I have tun this code in google colab with GPU to create a multilayer LSTM. It is for time series prediction.
from keras.models import Sequential
from keras.layers import Dense
from keras.layers import LSTM
import tensorflow as tf
from tensorflow.keras.models import Sequential
from tensorflow.keras.layers import Dense, Dropout, LSTM, LSTM, BatchNormalization
from keras.optimizers import SGD
model = Sequential()
model.add(LSTM(units = 50, activation = 'relu', return_sequences=True, input_shape=
(1,len(FeaturesDataFrame.columns))))
model.add(Dropout(0.2))
model.add(LSTM(3, return_sequences=False))
model.add(Dense(1))
opt = SGD(lr=0.01, momentum=0.9, clipvalue=5.0)
model.compile(loss='mean_squared_error', optimizer=opt)
Note that I have used used the gradient-clipping. But still, when I train this model, it return nan as the training loss:
history = model.fit(X_t_reshaped, train_labels, epochs=20, batch_size=96, verbose=2)
This is the result
Epoch 1/20 316/316 - 2s - loss: nan Epoch 2/20 316/316 - 1s - loss: nan Epoch 3/20 316/316 - 1s - loss: nan Epoch 4/20 316/316 - 1s - loss: nan Epoch 5/20 316/316 - 1s - loss: nan Epoch 6/20 316/316 - 1s - loss: nan Epoch 7/20 316/316 - 1s - loss: nan Epoch 8/20 316/316 - 1s - loss: nan Epoch 9/20 316/316 - 1s - loss: nan Epoch 10/20 316/316 - 1s - loss: nan Epoch 11/20 316/316 - 1s - loss: nan Epoch 12/20 316/316 - 1s - loss: nan Epoch 13/20 316/316 - 1s - loss: nan Epoch 14/20 316/316 - 1s - loss: nan Epoch 15/20 316/316 - 1s - loss: nan Epoch 16/20 316/316 - 1s - loss: nan Epoch 17/20 316/316 - 1s - loss: nan Epoch 18/20 316/316 - 1s - loss: nan Epoch 19/20 316/316 - 1s - loss: nan Epoch 20/20 316/316 - 1s - loss: nan
I'm more familiar with working with PyTorch than Keras. However there are still a couple of things I would recommend doing:
Check your data. Ensure that there are no missing or null values in the data that you pass into your model. This is is the most likely culprit. A single null value will cause the loss to be NaN.

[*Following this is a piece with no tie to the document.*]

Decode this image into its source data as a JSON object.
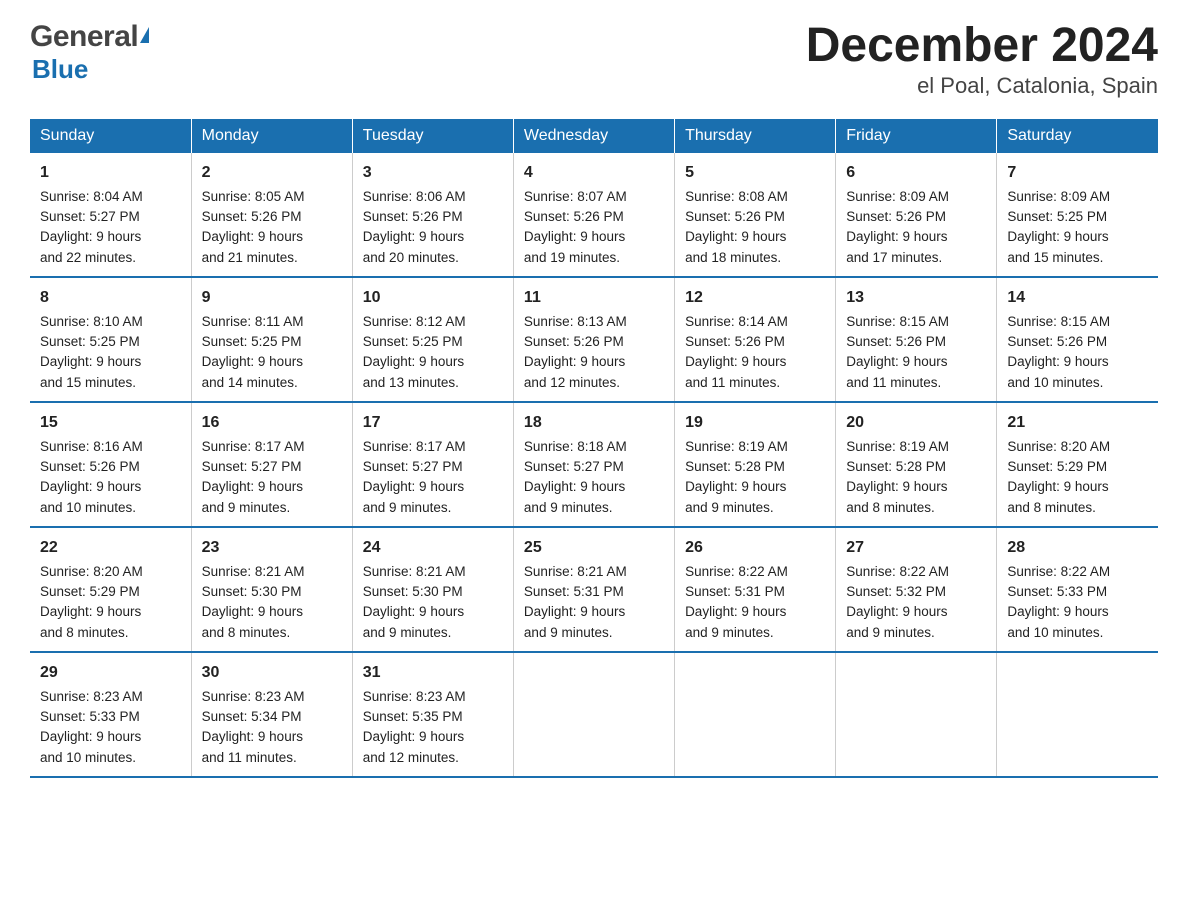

You could try lowering the learning rate (0.001 or something even smaller) and/or removing gradient clipping. I've actually had gradient contributing be the cause of NaN loss before.
Try scaling your data (though unscaled data will usually cause infinite losses rather than NaN loses). Use StandardScaler or one of the other scalers in sklearn.
If all that fails then I'd try to just pass some very simple dummy data into the model and see if the problem persists. Then you will know if it is a code problem or a data problem. Hope this helps and feel free to ask questions if you have them.